Physical characteristics
- • location: Below the north face of Mount Triglav, Julian Alps
- • coordinates: 46°24′42″N 13°50′47″E﻿ / ﻿46.41167°N 13.84639°E
- • location: Sava Dolinka, near Mojstrana
- • coordinates: 46°27′45″N 13°56′40″E﻿ / ﻿46.46250°N 13.94444°E
- Length: 10 km (6.2 mi)

Basin features
- Progression: Sava→ Danube→ Black Sea

= Triglav Bistrica =

The Triglav Bistrica (Triglavska Bistrica, also simply known as the Bistrica) is a stream that flows through the glacial Vrata Valley southwest of Mojstrana, Slovenia. Its source is below the north face of Mount Triglav in the blind Bukovlje Valley, and it flows past the Aljaž Lodge.
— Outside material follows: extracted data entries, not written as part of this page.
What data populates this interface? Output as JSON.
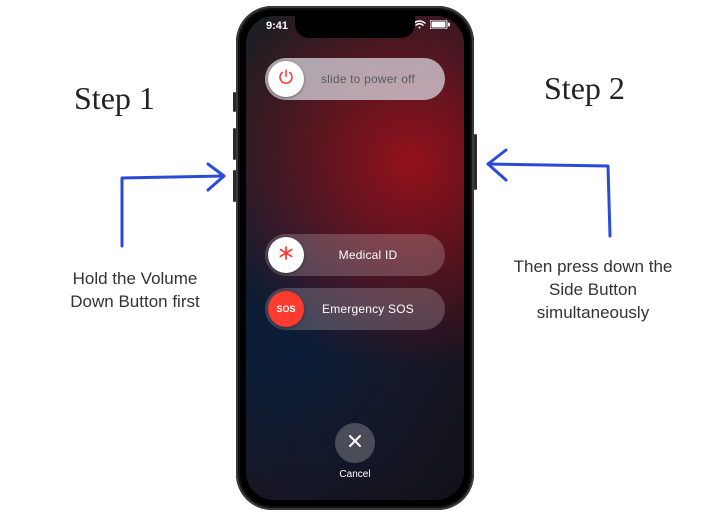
{
  "statusbar": {
    "time": "9:41"
  },
  "sliders": {
    "power": {
      "label": "slide to power off",
      "icon": "power-icon"
    },
    "medical": {
      "label": "Medical ID",
      "icon": "asterisk-icon"
    },
    "sos": {
      "label": "Emergency SOS",
      "knob_text": "SOS"
    }
  },
  "cancel": {
    "label": "Cancel"
  },
  "annotations": {
    "step1": {
      "heading": "Step 1",
      "desc": "Hold the Volume Down Button first"
    },
    "step2": {
      "heading": "Step 2",
      "desc": "Then press down the Side Button simultaneously"
    }
  },
  "colors": {
    "blue": "#2b4bd6",
    "red": "#ff3b30"
  }
}
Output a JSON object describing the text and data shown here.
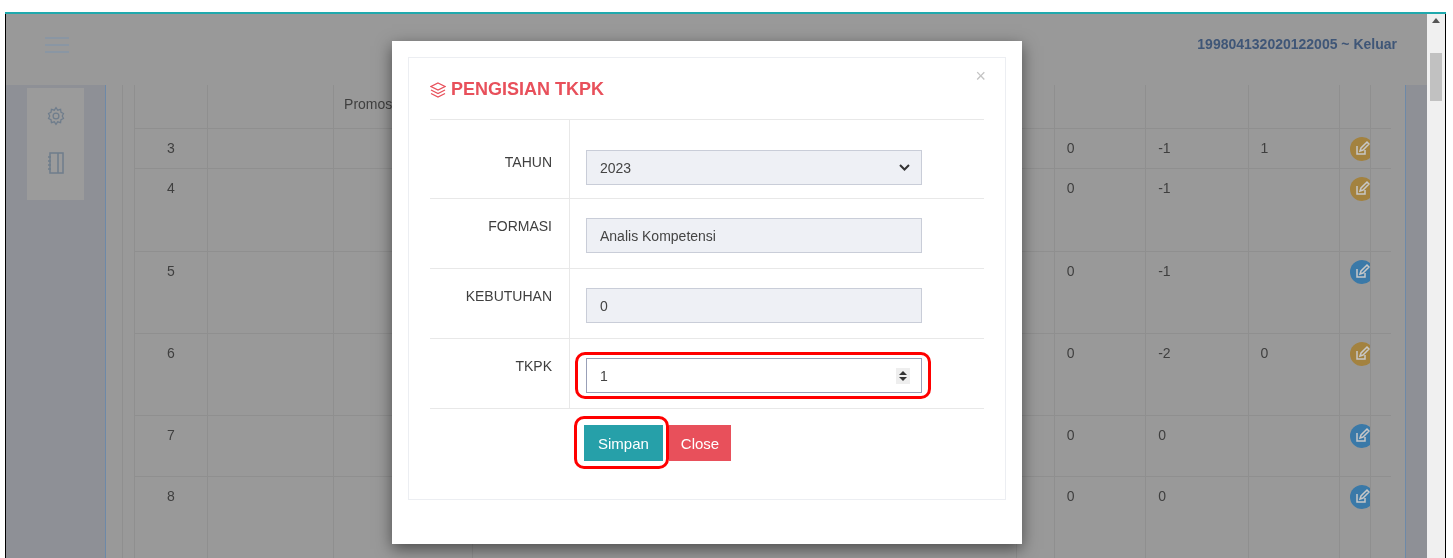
{
  "header": {
    "user_link": "199804132020122005 ~ Keluar"
  },
  "table": {
    "rows": [
      {
        "col_3": "Promos"
      },
      {
        "number": "3",
        "values": [
          "0",
          "-1",
          "1"
        ],
        "color": "#a3823f"
      },
      {
        "number": "4",
        "values": [
          "0",
          "-1"
        ],
        "color": "#a3823f"
      },
      {
        "number": "5",
        "values": [
          "0",
          "-1"
        ],
        "color": "#3a79a8"
      },
      {
        "number": "6",
        "values": [
          "0",
          "-2",
          "0"
        ],
        "color": "#a3823f"
      },
      {
        "number": "7",
        "values": [
          "0",
          "0"
        ],
        "color": "#3a79a8"
      },
      {
        "number": "8",
        "values": [
          "0",
          "0"
        ],
        "color": "#3a79a8"
      }
    ]
  },
  "modal": {
    "title": "PENGISIAN TKPK",
    "close": "×",
    "fields": [
      {
        "label": "TAHUN",
        "kind": "select",
        "value": "2023",
        "highlighted": false
      },
      {
        "label": "FORMASI",
        "kind": "readonly",
        "value": "Analis Kompetensi",
        "highlighted": false
      },
      {
        "label": "KEBUTUHAN",
        "kind": "readonly",
        "value": "0",
        "highlighted": false
      },
      {
        "label": "TKPK",
        "kind": "number",
        "value": "1",
        "highlighted": true
      }
    ],
    "buttons": [
      {
        "label": "Simpan",
        "kind": "primary",
        "highlighted": true
      },
      {
        "label": "Close",
        "kind": "danger",
        "highlighted": false
      }
    ]
  }
}
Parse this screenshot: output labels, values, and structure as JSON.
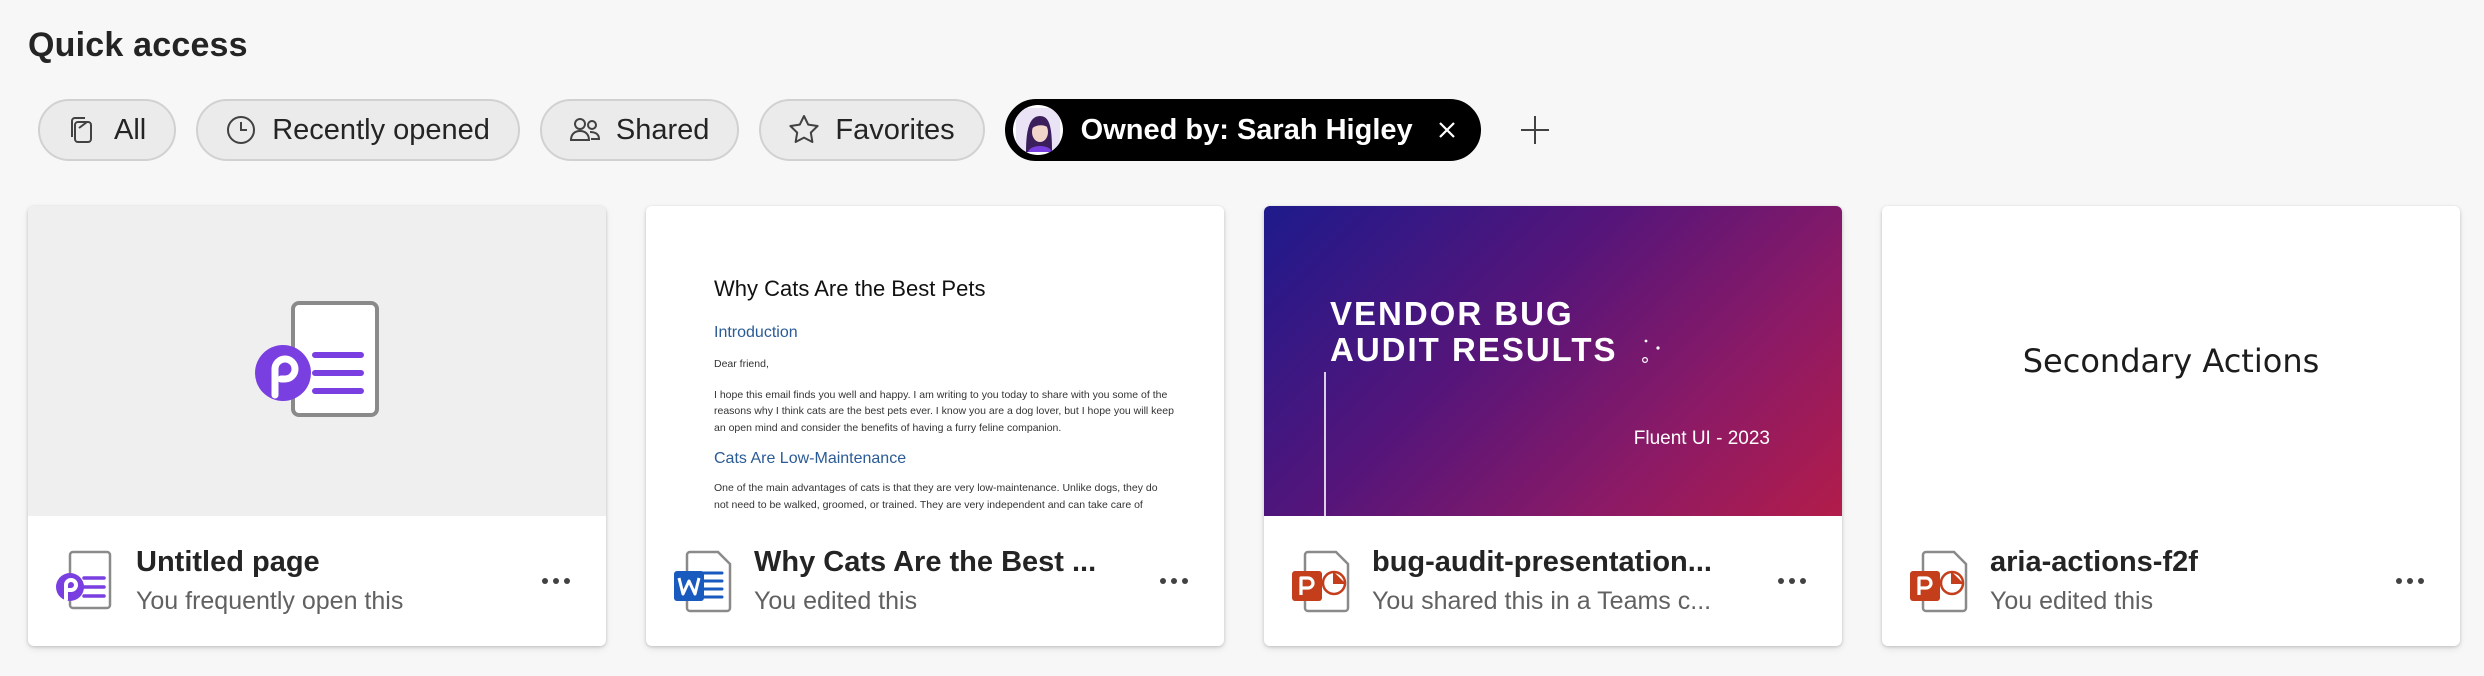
{
  "section": {
    "title": "Quick access"
  },
  "filters": {
    "all": "All",
    "recent": "Recently opened",
    "shared": "Shared",
    "favorites": "Favorites",
    "owner": "Owned by: Sarah Higley"
  },
  "cards": [
    {
      "name": "Untitled page",
      "subtitle": "You frequently open this",
      "icon": "loop-icon"
    },
    {
      "name": "Why Cats Are the Best ...",
      "subtitle": "You edited this",
      "icon": "word-icon",
      "preview": {
        "title": "Why Cats Are the Best Pets",
        "h1": "Introduction",
        "greeting": "Dear friend,",
        "p1": "I hope this email finds you well and happy. I am writing to you today to share with you some of the reasons why I think cats are the best pets ever. I know you are a dog lover, but I hope you will keep an open mind and consider the benefits of having a furry feline companion.",
        "h2": "Cats Are Low-Maintenance",
        "p2": "One of the main advantages of cats is that they are very low-maintenance. Unlike dogs, they do not need to be walked, groomed, or trained. They are very independent and can take care of themselves for the most part. They only need a litter box, some food, water,"
      }
    },
    {
      "name": "bug-audit-presentation...",
      "subtitle": "You shared this in a Teams c...",
      "icon": "powerpoint-icon",
      "preview": {
        "title_line1": "VENDOR BUG",
        "title_line2": "AUDIT RESULTS",
        "subtitle": "Fluent UI - 2023"
      }
    },
    {
      "name": "aria-actions-f2f",
      "subtitle": "You edited this",
      "icon": "powerpoint-icon",
      "preview": {
        "text": "Secondary Actions"
      }
    }
  ],
  "colors": {
    "accent_loop": "#7a3fe0",
    "word": "#185abd",
    "powerpoint": "#c43e1c",
    "owner_pill": "#000000"
  }
}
In addition to several intermittent tributaries with a flashy character, it also has three constant tributaries, all of them flowing from valleys below the east slope of Mount Škrlatica: Dry Creek (Suhi potok), Red Creek (Rdeči potok), and Peričnik Creek. The Triglav Bistrica empties into the Sava Dolinka at Mojstrana. It falls 400 m during its approximately 10 km course.

==Palaeontology==
In the upper reaches of the Vrata Valley, near Kozja Dnina, a sequence of pelagic limestones of Carnian age is exposed, this locality been known to paleontologists from the beginning of the 20th century and has produced a variety of excellently preserved fossils. These include
bivalves, brachiopods, echinoids, crinoids, asteroids, ammonites, belemnites, scleractinian corals, shrimps, lobsters, fish and thylacocephalans.